Migrant Pinoy workers

January 21, 2023 People's Tonight 348 views

THE highly-successful national government’s overseas employment program is supposed to meet the employment needs of the burgeoning Philippine population.

Decades ago, the government came up with the program owing to the acute shortage of employment opportunities and the insultingly low pay of workers in the country.

But some quarters considered the thousands of Filipinos who worked in the vast sugarcane plantations in Hawaii between 1906 and 1946 as our first migrant workers.

Mostly Ilocanos from Northern Luzon, including Pangasinan, and Visayans, these more than 100,000 Filipinos were recruited by the Hawaiian Sugar Planters Association.

Today, millions of overseas Filipino workers (OFWs), many of them domestic helpers, health professionals and seafarers, are employed in various parts of the world.
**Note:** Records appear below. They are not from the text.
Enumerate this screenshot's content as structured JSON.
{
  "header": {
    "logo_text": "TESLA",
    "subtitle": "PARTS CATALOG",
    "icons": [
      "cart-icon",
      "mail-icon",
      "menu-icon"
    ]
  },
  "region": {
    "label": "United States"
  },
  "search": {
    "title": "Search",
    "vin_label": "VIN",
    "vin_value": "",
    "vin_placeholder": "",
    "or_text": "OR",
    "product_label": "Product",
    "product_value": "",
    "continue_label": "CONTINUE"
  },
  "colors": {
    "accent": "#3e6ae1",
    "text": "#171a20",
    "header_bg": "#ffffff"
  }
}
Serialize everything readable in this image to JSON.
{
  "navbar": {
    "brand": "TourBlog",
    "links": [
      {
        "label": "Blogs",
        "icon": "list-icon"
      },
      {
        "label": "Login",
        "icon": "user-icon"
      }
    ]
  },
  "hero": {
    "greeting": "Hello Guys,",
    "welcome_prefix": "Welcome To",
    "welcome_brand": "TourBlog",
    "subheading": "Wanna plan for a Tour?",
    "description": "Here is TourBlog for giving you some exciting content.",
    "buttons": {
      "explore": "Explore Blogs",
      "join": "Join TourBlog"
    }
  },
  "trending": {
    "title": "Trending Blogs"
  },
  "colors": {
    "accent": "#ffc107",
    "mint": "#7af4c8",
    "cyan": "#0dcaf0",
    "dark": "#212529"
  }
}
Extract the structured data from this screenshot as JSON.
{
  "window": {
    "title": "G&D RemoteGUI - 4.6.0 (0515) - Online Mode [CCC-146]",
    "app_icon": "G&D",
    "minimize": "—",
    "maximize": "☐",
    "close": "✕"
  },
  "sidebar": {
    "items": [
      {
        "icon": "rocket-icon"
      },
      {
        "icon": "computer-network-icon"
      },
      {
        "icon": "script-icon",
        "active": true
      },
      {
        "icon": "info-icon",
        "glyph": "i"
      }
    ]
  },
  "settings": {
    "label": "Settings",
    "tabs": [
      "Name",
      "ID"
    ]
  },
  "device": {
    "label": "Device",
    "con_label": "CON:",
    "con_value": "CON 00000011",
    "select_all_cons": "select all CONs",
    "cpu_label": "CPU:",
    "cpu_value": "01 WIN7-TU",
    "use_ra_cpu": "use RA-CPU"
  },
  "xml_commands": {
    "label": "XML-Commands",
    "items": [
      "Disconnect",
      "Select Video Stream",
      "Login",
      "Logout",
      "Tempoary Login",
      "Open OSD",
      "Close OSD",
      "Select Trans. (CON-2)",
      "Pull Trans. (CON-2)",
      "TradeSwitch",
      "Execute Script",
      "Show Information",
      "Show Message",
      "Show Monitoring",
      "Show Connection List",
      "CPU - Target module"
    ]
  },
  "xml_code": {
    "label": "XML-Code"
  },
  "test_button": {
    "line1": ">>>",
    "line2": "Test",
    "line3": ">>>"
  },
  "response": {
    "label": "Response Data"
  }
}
And last Friday, January 20, no less than President Marcos paid a glowing tribute to these “modern-day heroes” whose dollar remittances keep the Philippine economy afloat.

People across the globe see the Philippines in a good light because of these OFWs. “This is because of the good work you are doing,” said Marcos before members of the Filipino community in Zurich, Switzerland.

Marcos specifically thanked the OFWs for their hard work and major contributions to the development of the economy.

The Ilocano President assured our OFWs that the government, through the Department of Migrant Workers (DMW), would continue to provide assistance to them.

Without doubt, meeting the mushrooming needs of our millions of migrant workers, particularly legal, financial and medical, is a move in the right direction.